Eine gelungene Überleitung zum ebenfalls knapp 300 Seiten starken eigentlichen Katalog bietet der Beitrag von Stefanie Dowidat. Die Ausstellungsgestalterin am LWL-Museum für Archäologie setzt sich mit dem Problem auseinander, das Thema »Pest« auszustellen und dabei nüchterne wissenschaftliche Erkenntnisse mit emotional stark aufgeladenen und tief ins kollektive Gedächtnis eingegrabenen, aber historisch nicht unbedingt korrekten Bildern in Einklang zu bringen – etwa dem Pestdoktor mit der Schnabelmaske.
Leider enthält das Werk weder einen Index noch ein Autorenverzeichnis. Man muss also selbst herausfinden, dass es sich bei den Beitragenden sowohl um Akademiker als auch um Praktiker handelt, überwiegend um Teilnehmer eines Kolloquiums, das 2018 vom LWL-Museum anlässlich der Sonderausstellung ausgerichtet wurde.
Der Katalog selbst ist ausführlich und leserfreundlich gestaltet und mit Bildern sowie Grafiken in hoher Qualität ausgestattet. Elf chronologisch und thematisch gegliederte Teile mit einem Schwerpunkt auf der so genannten »Zweiten Pandemie« im 14. Jahrhundert widmen sich Aspekten wie der Ausbreitung der Seuche, der Medizin, Religion oder dem Katastrophenmanagement.

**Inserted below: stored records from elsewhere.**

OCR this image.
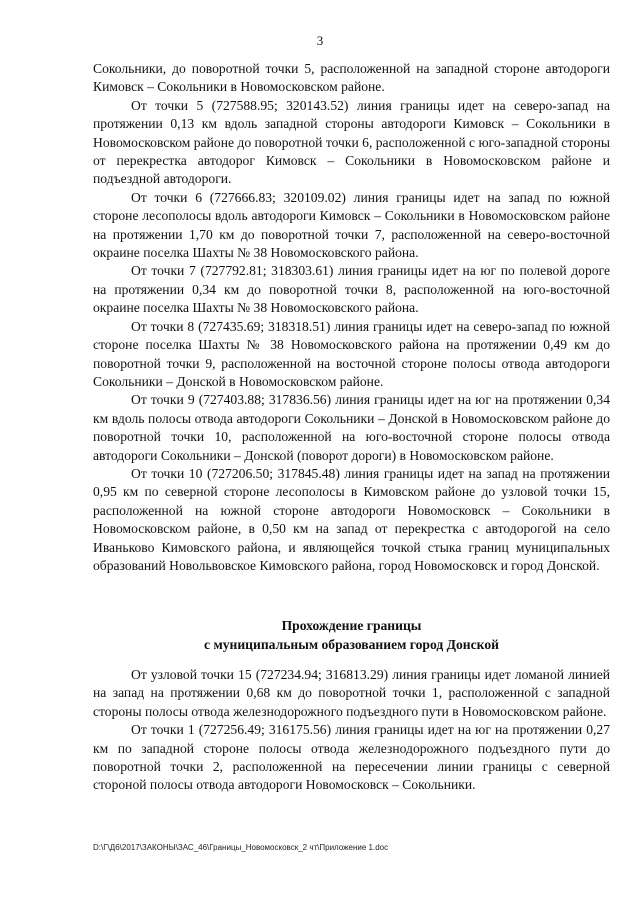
3

Сокольники, до поворотной точки 5, расположенной на западной стороне автодороги Кимовск – Сокольники в Новомосковском районе.

От точки 5 (727588.95; 320143.52) линия границы идет на северо-запад на протяжении 0,13 км вдоль западной стороны автодороги Кимовск – Сокольники в Новомосковском районе до поворотной точки 6, расположенной с юго-западной стороны от перекрестка автодорог Кимовск – Сокольники в Новомосковском районе и подъездной автодороги.

От точки 6 (727666.83; 320109.02) линия границы идет на запад по южной стороне лесополосы вдоль автодороги Кимовск – Сокольники в Новомосковском районе на протяжении 1,70 км до поворотной точки 7, расположенной на северо-восточной окраине поселка Шахты № 38 Новомосковского района.

От точки 7 (727792.81; 318303.61) линия границы идет на юг по полевой дороге на протяжении 0,34 км до поворотной точки 8, расположенной на юго-восточной окраине поселка Шахты № 38 Новомосковского района.

От точки 8 (727435.69; 318318.51) линия границы идет на северо-запад по южной стороне поселка Шахты № 38 Новомосковского района на протяжении 0,49 км до поворотной точки 9, расположенной на восточной стороне полосы отвода автодороги Сокольники – Донской в Новомосковском районе.

От точки 9 (727403.88; 317836.56) линия границы идет на юг на протяжении 0,34 км вдоль полосы отвода автодороги Сокольники – Донской в Новомосковском районе до поворотной точки 10, расположенной на юго-восточной стороне полосы отвода автодороги Сокольники – Донской (поворот дороги) в Новомосковском районе.

От точки 10 (727206.50; 317845.48) линия границы идет на запад на протяжении 0,95 км по северной стороне лесополосы в Кимовском районе до узловой точки 15, расположенной на южной стороне автодороги Новомосковск – Сокольники в Новомосковском районе, в 0,50 км на запад от перекрестка с автодорогой на село Иваньково Кимовского района, и являющейся точкой стыка границ муниципальных образований Новольвовское Кимовского района, город Новомосковск и город Донской.

Прохождение границы
с муниципальным образованием город Донской

От узловой точки 15 (727234.94; 316813.29) линия границы идет ломаной линией на запад на протяжении 0,68 км до поворотной точки 1, расположенной с западной стороны полосы отвода железнодорожного подъездного пути в Новомосковском районе.

От точки 1 (727256.49; 316175.56) линия границы идет на юг на протяжении 0,27 км по западной стороне полосы отвода железнодорожного подъездного пути до поворотной точки 2, расположенной на пересечении линии границы с северной стороной полосы отвода автодороги Новомосковск – Сокольники.

D:\Г\Д6\2017\ЗАКОНЫ\ЗАС_46\Границы_Новомосковск_2 чт\Приложение 1.doc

Den Bezug zur Gegenwart stellt ein abschließendes Kapitel »Erinnerung« her, in dem auch skurrile Auswüchse des kulturellen Gedächtnisses zur Sprache kommen. So versuchte eine amerikanische Behörde 1992, den Hersteller einer Spirituose namens »Black Death« wegen irreführender Werbung zu verklagen – das Etikett verspreche den Tod, die Flasche enthalte aber doch nur Alkohol. Und während etliche Medien den »Gruselfaktor« nutzen, welcher der Pest immer noch anhaftet, kann man mittlerweile auch putzige Pestbazillen aus Plüsch erwerben. Die dürften jedoch eher dort auf Beliebtheit treffen, wo die Pest nicht heute noch Opfer fordert – ausgerottet ist sie nämlich weltweit noch nicht.
Insgesamt überzeugt das Buch als erfreulich umfassender und ansprechend gestalteter Band, der sich auf einem für interessierte Laien sehr angenehmen Niveau bewegt.